A Protestant gentleman being ordered to lose his head for not renouncing his religion, went cheerfully to the place of execution. A friar came to him, and said these words in a low tone of voice, “As you have a great reluctance publicly to abjure your faith, whisper your confession in my ear, and I will absolve your sins.” To this the gentleman loudly replied, “Trouble me not, friar, I have confessed my sins to God, and obtained absolution through the merits of Jesus Christ.” Then turning to the executioner, he said, “Let me not be pestered with these men, but perform your duty,” on which his head was struck off at a single blow.

Wolfgang Scuch, and John Huglin, two worthy ministers, were burned, as was Leonard Keyser, a student of the University of Wertembergh; and George Carpenter, a Bavarian, was hanged for refusing to recant Protestantism.

The persecutions in Germany having subsided many years, again broke out in 1630, on account of the war between the emperor and the king of Sweden, for the latter was a Protestant prince, and consequently the Protestants of Germany espoused his cause, which greatly exasperated the emperor against them.

The imperialists having laid siege to the town of Passewalk, (which was defended by the Swedes) took it by storm, and committed the most horrid cruelties on the occasion. They pulled down the churches, burnt the houses, pillaged the properties, massacred the ministers, put the garrison to the sword, hanged the townsmen, ravished the women, smothered the children, etc., etc.

A most bloody tragedy was transacted at Magdeburg, in the year 1631. The generals Tilly and Pappenheim, having taken that Protestant city by storm, upwards of twenty thousand persons, without distinction of rank, sex, or age, were slain during the carnage, and six thousand were drowned in attempting to escape over the river Elbe. After this fury had subsided, the remaining inhabitants were stripped naked, severely scourged, had their ears cropped, and being yoked together like oxen were turned adrift.

The town of Hoxter was taken by the popish army, and all the inhabitants as well as the garrison were put to the sword; the houses even were set on fire, the bodies being consumed in the flames.

At Griphenberg, when the imperial forces prevailed, they shut up the senators in the senate chamber, and surrounding it by lighted straw suffocated them.

Franhendal surrendered upon articles of capitulation, yet the inhabitants were as cruelly used as at other places; and at Heidelberg many were shut up in prison and starved.

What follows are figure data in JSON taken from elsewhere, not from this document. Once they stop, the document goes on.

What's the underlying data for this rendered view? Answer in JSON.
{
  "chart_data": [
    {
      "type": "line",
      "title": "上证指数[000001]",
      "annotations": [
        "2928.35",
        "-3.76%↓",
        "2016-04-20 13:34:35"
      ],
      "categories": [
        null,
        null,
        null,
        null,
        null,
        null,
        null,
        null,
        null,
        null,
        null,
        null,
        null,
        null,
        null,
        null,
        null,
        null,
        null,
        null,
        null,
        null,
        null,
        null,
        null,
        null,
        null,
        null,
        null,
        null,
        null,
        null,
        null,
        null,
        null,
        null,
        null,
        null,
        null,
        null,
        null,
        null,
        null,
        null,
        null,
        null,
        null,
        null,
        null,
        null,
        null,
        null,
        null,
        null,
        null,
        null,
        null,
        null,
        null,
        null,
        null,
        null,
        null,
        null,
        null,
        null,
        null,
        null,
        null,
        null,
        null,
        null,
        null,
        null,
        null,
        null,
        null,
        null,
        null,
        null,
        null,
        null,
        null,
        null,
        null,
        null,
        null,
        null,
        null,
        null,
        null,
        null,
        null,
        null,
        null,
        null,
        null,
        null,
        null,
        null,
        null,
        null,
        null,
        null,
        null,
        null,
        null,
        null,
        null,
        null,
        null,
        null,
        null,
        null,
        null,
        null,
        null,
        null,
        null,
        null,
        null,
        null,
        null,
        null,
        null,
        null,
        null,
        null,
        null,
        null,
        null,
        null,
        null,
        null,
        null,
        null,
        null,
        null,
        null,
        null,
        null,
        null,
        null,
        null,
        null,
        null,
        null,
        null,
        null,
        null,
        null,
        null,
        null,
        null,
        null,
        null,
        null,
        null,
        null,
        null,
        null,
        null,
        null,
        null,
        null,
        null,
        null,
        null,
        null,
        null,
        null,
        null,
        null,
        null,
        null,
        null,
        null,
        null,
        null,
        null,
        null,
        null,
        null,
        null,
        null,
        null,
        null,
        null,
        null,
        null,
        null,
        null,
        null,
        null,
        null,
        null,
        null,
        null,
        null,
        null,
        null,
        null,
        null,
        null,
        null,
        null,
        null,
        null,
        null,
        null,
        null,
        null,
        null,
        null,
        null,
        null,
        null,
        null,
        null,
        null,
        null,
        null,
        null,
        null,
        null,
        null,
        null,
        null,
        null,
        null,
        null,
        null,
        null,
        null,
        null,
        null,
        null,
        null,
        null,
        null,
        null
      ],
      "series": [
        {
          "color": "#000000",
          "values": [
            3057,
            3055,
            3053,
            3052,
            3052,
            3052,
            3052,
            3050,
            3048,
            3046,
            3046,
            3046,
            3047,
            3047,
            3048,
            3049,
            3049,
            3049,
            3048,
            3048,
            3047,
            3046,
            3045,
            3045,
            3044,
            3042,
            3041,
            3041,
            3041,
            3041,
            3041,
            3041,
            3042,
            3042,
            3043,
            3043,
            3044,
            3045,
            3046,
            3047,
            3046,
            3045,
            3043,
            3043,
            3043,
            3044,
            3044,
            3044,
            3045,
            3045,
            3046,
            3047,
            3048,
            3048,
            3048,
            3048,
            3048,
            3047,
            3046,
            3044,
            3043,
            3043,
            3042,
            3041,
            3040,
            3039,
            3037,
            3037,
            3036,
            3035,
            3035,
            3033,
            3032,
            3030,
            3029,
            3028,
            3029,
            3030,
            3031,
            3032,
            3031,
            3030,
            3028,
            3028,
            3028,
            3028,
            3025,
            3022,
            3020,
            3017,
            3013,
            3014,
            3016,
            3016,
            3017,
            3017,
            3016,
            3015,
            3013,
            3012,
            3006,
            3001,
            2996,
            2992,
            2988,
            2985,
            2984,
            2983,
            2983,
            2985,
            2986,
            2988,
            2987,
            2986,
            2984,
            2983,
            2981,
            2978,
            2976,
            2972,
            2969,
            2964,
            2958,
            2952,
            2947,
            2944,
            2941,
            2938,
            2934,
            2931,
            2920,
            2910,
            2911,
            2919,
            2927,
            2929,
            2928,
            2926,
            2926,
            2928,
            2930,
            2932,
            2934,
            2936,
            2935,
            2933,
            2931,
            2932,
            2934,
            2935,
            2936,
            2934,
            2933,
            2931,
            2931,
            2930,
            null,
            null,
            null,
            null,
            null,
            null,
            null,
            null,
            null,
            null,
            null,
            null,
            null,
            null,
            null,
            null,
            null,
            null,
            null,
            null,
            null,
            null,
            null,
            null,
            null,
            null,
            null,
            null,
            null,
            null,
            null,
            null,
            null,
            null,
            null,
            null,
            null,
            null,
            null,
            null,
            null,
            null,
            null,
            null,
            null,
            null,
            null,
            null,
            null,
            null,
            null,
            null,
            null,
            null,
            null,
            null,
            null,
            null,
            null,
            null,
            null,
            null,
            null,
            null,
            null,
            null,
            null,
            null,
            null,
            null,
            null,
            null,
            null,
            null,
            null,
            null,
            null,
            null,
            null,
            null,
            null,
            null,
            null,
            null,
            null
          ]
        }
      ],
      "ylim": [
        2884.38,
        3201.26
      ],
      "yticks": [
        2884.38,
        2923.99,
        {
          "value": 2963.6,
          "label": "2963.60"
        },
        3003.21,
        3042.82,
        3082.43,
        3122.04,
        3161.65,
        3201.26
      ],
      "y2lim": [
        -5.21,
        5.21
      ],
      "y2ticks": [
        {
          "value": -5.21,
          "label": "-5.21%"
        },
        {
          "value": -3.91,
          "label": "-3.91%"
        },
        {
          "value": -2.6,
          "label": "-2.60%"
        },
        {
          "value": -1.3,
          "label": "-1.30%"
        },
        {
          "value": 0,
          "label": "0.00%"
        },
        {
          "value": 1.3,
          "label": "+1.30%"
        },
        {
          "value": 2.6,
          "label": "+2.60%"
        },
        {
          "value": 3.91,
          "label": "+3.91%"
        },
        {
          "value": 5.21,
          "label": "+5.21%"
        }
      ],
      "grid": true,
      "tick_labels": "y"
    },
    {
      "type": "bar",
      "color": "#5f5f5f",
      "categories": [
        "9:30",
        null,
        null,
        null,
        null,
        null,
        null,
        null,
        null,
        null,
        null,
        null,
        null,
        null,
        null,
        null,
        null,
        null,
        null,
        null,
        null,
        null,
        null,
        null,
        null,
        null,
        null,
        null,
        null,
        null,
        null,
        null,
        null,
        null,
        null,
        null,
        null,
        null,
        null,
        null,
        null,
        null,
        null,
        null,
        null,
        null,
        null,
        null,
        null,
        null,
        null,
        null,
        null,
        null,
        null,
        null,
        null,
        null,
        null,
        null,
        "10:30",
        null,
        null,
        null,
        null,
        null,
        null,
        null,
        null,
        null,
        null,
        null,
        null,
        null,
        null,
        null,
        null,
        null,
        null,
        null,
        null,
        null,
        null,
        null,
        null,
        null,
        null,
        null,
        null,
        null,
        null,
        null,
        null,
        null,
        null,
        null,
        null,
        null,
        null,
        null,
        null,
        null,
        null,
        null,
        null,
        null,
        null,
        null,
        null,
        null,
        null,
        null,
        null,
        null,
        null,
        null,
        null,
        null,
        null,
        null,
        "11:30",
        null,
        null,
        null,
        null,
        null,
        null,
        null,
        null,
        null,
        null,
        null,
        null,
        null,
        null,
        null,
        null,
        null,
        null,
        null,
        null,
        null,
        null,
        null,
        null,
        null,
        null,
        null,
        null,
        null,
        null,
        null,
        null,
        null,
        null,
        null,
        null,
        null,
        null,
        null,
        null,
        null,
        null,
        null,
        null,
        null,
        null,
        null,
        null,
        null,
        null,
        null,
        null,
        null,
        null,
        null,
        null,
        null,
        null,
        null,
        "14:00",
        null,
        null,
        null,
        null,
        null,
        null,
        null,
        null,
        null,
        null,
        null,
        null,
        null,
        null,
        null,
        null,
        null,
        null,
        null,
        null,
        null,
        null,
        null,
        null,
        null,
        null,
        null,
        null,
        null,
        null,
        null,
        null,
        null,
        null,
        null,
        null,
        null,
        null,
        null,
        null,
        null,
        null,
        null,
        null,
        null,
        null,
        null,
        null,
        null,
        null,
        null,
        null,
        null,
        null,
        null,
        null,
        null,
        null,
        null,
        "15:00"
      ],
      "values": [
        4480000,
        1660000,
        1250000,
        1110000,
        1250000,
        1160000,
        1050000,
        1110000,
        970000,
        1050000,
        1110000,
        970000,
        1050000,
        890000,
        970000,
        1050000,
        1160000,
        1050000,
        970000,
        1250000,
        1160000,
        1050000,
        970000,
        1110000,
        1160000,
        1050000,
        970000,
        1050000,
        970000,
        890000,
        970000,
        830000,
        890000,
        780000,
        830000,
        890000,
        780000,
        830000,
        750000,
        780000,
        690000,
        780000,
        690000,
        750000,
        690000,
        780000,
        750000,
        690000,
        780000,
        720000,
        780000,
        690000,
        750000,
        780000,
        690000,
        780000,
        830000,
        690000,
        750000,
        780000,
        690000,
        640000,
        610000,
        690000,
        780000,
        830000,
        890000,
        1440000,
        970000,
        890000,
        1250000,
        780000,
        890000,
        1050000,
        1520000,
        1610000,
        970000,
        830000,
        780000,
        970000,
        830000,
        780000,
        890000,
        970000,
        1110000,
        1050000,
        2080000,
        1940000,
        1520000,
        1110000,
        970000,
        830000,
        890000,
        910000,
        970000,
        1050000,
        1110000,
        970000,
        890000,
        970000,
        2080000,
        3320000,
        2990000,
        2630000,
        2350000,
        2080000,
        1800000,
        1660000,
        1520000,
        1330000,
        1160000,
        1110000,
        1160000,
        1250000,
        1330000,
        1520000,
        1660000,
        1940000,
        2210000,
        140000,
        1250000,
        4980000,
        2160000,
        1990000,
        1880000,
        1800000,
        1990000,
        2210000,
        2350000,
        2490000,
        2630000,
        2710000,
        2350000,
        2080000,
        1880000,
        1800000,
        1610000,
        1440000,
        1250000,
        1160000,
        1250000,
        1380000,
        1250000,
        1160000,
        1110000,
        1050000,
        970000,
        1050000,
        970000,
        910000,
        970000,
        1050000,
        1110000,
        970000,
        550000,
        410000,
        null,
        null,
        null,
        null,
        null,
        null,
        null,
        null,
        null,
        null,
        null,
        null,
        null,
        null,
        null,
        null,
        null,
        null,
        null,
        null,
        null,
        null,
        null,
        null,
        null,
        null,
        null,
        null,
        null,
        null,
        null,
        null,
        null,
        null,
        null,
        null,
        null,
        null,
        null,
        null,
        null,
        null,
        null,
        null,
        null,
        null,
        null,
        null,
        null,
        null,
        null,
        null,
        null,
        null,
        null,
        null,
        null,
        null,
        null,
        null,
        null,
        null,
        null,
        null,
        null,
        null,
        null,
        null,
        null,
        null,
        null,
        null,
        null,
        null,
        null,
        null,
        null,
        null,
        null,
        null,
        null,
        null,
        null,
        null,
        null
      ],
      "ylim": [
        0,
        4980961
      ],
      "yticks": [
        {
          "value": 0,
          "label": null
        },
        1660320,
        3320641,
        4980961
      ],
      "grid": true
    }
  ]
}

The cruelties used by the imperial troops, under Count Tilly in Saxony, are thus enumerated.

Half strangling, and recovering the persons again repeatedly. Rolling sharp wheels over the fingers and toes. Pinching the thumbs in a vice. Forcing the most filthy things down the throat, by which many were choked. Tying cords round the head so tightly that the blood gushed out of the eyes, nose, ears, and mouth. Fastening burning matches to the fingers, toes, ears, arms, legs, and even the tongue. Putting powder in the mouth and setting fire to it, by which the head was shattered to pieces. Tying bags of powder to all parts of the body, by which the person was blown up. Drawing cords backwards and forwards through the fleshy parts. Making incisions with bodkins and knives in the skin. Running wires through the nose, ears, lips, etc. Hanging Protestants up by the legs, with their heads over a fire, by which they were smoke dried. Hanging up by one arm until it was dislocated. Hanging upon hooks by the ribs. Forcing people to drink until they burst. Baking many in hot ovens. Fixing weights to the feet, and drawing up several with pulleys. Hanging, stifling, roasting, stabbing, frying, racking, ravishing, ripping open, breaking the bones, rasping off the flesh, tearing with wild horses, drowning, strangling, burning, broiling, crucifying, immuring, poisoning, cutting off tongues, noses, ears, etc., sawing off the limbs, hacking to pieces, and drawing by the heels through the streets.